ALTERNATIVE 007


Sherlock Holmes and James Bond



Like many people, I am a big fan of Arthur Conan Doyle's Sherlock Holmes stories. For pure fun and escapism they remain irresistible and in Holmes Conan-Doyle created perhaps the only fictional hero to match James Bond in fame and enduring appeal. One of the things that interests me is how these British icons have been brought to life over the years. While Bond has been locked into a film series made by one company with a distinct formula, Holmes (clearly a 'loose' property) has been seen in a neverending barrage of films, spoofs, television series, plays and heaven knows what else. That Bond has been 'protected' is a good thing...with one or two reservations.

The first actor to become forever connected to the role of Holmes was Basil Rathbone. Rathbone's Holmes was handsome, urbane and craftier than a cat who has just graduated from cat University with a Degree in cunning. During his series of Holmes adventures the detective, for the purposes of WWII propaganda, was actually placed in the 1940s to battle Nazis. I prefer Holmes in Victorian London personally, but it was an early illustration that the property would be approached from more numerous (and frequently stranger angles) than Bond. Rathbone's era nailed The Hound Of The Baskervilles and Hammer did a fine job with their remake a decade later starring the great Peter Cushing. Hammer's version was a touch more Gothic and melodramatic with an enjoyable and unmistakably 'Hammer-esque' prologue. Two versions and, I would argue, two distinct films both with a great deal going for them. Contrast this with the unofficial remake of Thunderball in 1983 which merely attempted to ape the Eon formula with little of the budget. The winning and seemingly indestructible formula established by the Bond series (or Goldfinger to be precise) was so powerful that even a rival Bond outing hardly dared try anything new at all.

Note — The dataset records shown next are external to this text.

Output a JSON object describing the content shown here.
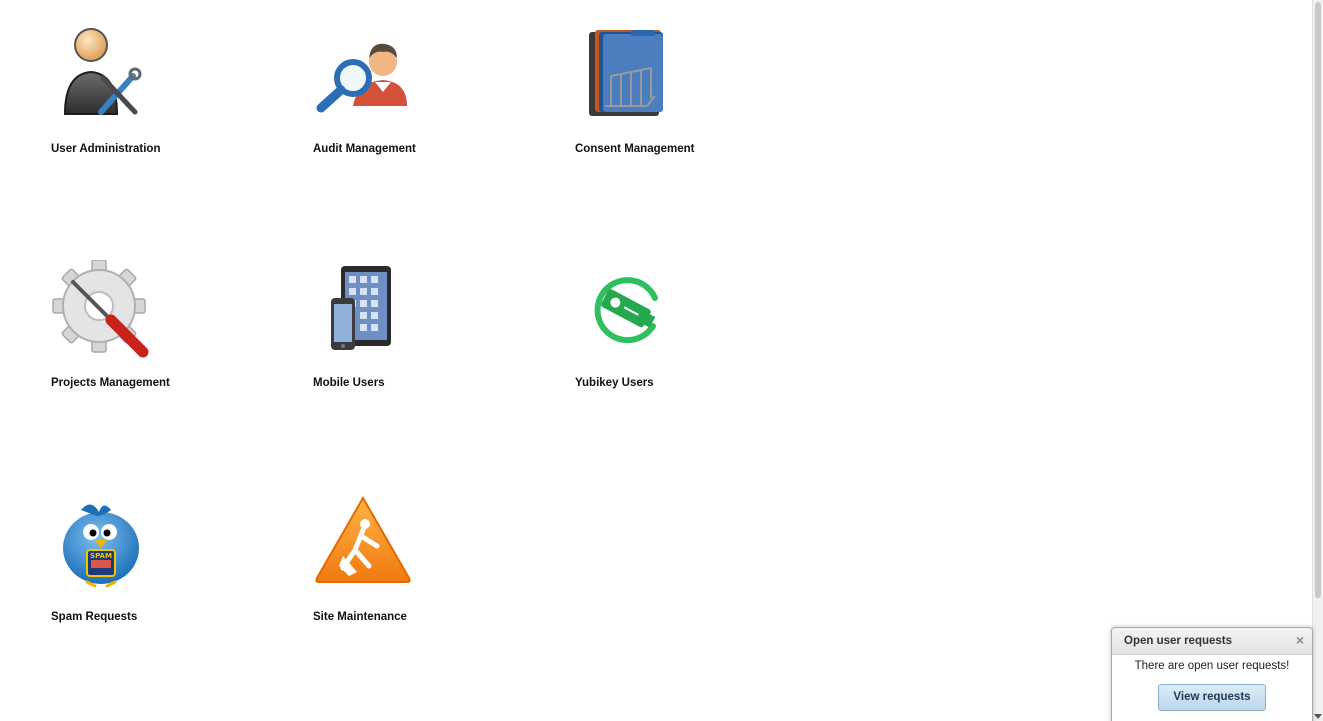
{
  "tiles": [
    {
      "id": "user-administration",
      "label": "User Administration",
      "icon": "user-admin-icon"
    },
    {
      "id": "audit-management",
      "label": "Audit Management",
      "icon": "audit-search-icon"
    },
    {
      "id": "consent-management",
      "label": "Consent Management",
      "icon": "folder-rack-icon"
    },
    {
      "id": "projects-management",
      "label": "Projects Management",
      "icon": "gear-screwdriver-icon"
    },
    {
      "id": "mobile-users",
      "label": "Mobile Users",
      "icon": "mobile-devices-icon"
    },
    {
      "id": "yubikey-users",
      "label": "Yubikey Users",
      "icon": "yubikey-icon"
    },
    {
      "id": "spam-requests",
      "label": "Spam Requests",
      "icon": "spam-bird-icon"
    },
    {
      "id": "site-maintenance",
      "label": "Site Maintenance",
      "icon": "maintenance-warning-icon"
    }
  ],
  "notification": {
    "title": "Open user requests",
    "close_label": "×",
    "message": "There are open user requests!",
    "button_label": "View requests"
  }
}
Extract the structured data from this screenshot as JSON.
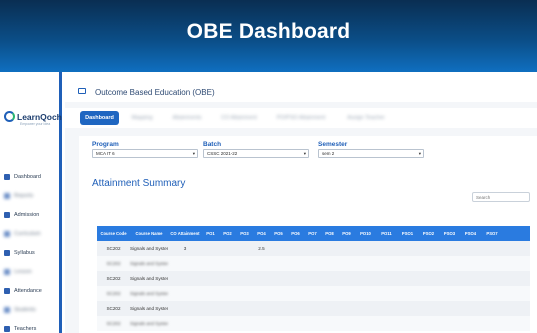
{
  "hero": {
    "title": "OBE Dashboard"
  },
  "sidebar": {
    "logo": "LearnQoch",
    "logo_tagline": "Empower your idea",
    "items": [
      {
        "label": "Dashboard",
        "icon": "grid-icon",
        "blurred": false
      },
      {
        "label": "Reports",
        "icon": "chart-icon",
        "blurred": true
      },
      {
        "label": "Admission",
        "icon": "admission-icon",
        "blurred": false
      },
      {
        "label": "Curriculum",
        "icon": "book-icon",
        "blurred": true
      },
      {
        "label": "Syllabus",
        "icon": "syllabus-icon",
        "blurred": false
      },
      {
        "label": "Lesson",
        "icon": "lesson-icon",
        "blurred": true
      },
      {
        "label": "Attendance",
        "icon": "attendance-icon",
        "blurred": false
      },
      {
        "label": "Students",
        "icon": "students-icon",
        "blurred": true
      },
      {
        "label": "Teachers",
        "icon": "teachers-icon",
        "blurred": false
      }
    ]
  },
  "header": {
    "title": "Outcome Based Education (OBE)"
  },
  "tabs": [
    {
      "label": "Dashboard",
      "active": true
    },
    {
      "label": "Mapping",
      "active": false
    },
    {
      "label": "Attainments",
      "active": false
    },
    {
      "label": "CO Attainment",
      "active": false
    },
    {
      "label": "PO/PSO Attainment",
      "active": false
    },
    {
      "label": "Assign Teacher",
      "active": false
    }
  ],
  "filters": {
    "program": {
      "label": "Program",
      "value": "MCA IT 6"
    },
    "batch": {
      "label": "Batch",
      "value": "CSSC 2021-22"
    },
    "semester": {
      "label": "Semester",
      "value": "sem 2"
    }
  },
  "summary": {
    "title": "Attainment Summary"
  },
  "search": {
    "placeholder": "Search"
  },
  "table": {
    "headers": [
      "Course Code",
      "Course Name",
      "CO Attainment",
      "PO1",
      "PO2",
      "PO3",
      "PO4",
      "PO5",
      "PO6",
      "PO7",
      "PO8",
      "PO9",
      "PO10",
      "PO11",
      "PSO1",
      "PSO2",
      "PSO3",
      "PSO4",
      "PSO7"
    ],
    "rows": [
      {
        "code": "SC202",
        "name": "Signals and Systems",
        "co": "3",
        "po4": "2.5",
        "blurred": false
      },
      {
        "code": "SC202",
        "name": "Signals and Systems",
        "co": "",
        "po4": "",
        "blurred": true
      },
      {
        "code": "SC202",
        "name": "Signals and Systems",
        "co": "",
        "po4": "",
        "blurred": false
      },
      {
        "code": "SC202",
        "name": "Signals and Systems",
        "co": "",
        "po4": "",
        "blurred": true
      },
      {
        "code": "SC202",
        "name": "Signals and Systems",
        "co": "",
        "po4": "",
        "blurred": false
      },
      {
        "code": "SC202",
        "name": "Signals and Systems",
        "co": "",
        "po4": "",
        "blurred": true
      }
    ]
  }
}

Holmes mutated into a low-budget television series in the sixties but the facility for multiple takes on the character by different artists struck gold a decade on when the legendary director Billy Wilder made the criminally unappreciated The Private Life Of Sherlock Holmes. Wilder peels back the layers to show the more human qualities of the character. Holmes finds life in general unbearably dull. So dull that he injects cocaine to make it through the darkest days. He is lethargic and disinterested. But a case changes everything. Once those deductive powers are given a puzzle to solve he becomes the Holmes we know and love. Robert Stephens gives a superb performance as Holmes. In amongst the spoofs and oddities fans of the great detective had been given something special to add to the Rathbone and Cushing work.

In the 1980s Granada television embarked on a series of scrupulously faithful Holmes adaptions for British television. The series brought my favourite actor of all in the role, Jeremy Brett. Brett embodies the darker qualities of the Robert Stephens Holmes and reaches back to the literary source to great effect. He is cold, enigmatic, commanding, disdainful of authority and those not of his intellectual powers and yet kind and the one person you would want helping if you were ever in trouble. Brett had some of the finest Sherlockian moments ever placed on film. His first encounter with Moriarty is peerless and straight out of the pages of a Conan-Doyle book. Here is the treatment that some Bond fans have always envied.

Imagine a television series of Bond adventures. Faithful adaptions of the Fleming novels set in the cold war and made with as much love and care as the Granada series. Imagine a young James Bond actor who looks as if he has stepped straight out of an Ian Fleming book. The series would have fantastic potential. The series could run while the movie series continued in the manner of Star Trek. Could it ever happen? I dare say Eon might see a tv venture as a lost of 'prestige'. The dilution of the brand (a clear reason why Star Trek disappeared up its own backside) is a risk but the advantage here would be that no one would have to come up with new plots or stories and it wouldn't run forever. I admit it wouldn't be the cheapest show to produce. Another reason why it will probably never happen.

Like James Bond, Holmes always returns. In recent years the BBC has produced another remake of The Hound Of The Baskervilles and a completely new Holmes mystery. The former was sunk by the miscasting of Richard Roxborough as a diminutive and blonde (!) Holmes. The latter starred Rupert Everett. Everett was a decent shout as Holmes but ended up playing him like a snotty public schoolboy. At one point he actually meets Watson's wife who gives him a mildly feminist lecture of the motivations of serial killers (!) Not something you can imagine Brett's Holmes having much time for. Again the different slants are endlessly fascinating, regardless of the ultimate artistic merit.
 
It is interesting to speculate on what would happen to Bond if another studio bought the series. Bigger budgets? A television series? American locales? Clearly this could be a bad thing but there would be exciting possibilities. The biggest knock on Eon is that they hire hack directors who they can 'micro manage'. An A List Bond director given complete control over a Bond film would be very interesting. I actually think an intelligent James Bond animated film is long overdue. It would have vast possibilities with the advances in technology.

Overall I think it is a good thing that James Bond has been protected. I'm glad that the brand hasn't been diluted by too many eccentric treatments but there are a few possibilities for the character that have yet to be explored. Don't expect that to change in the near future.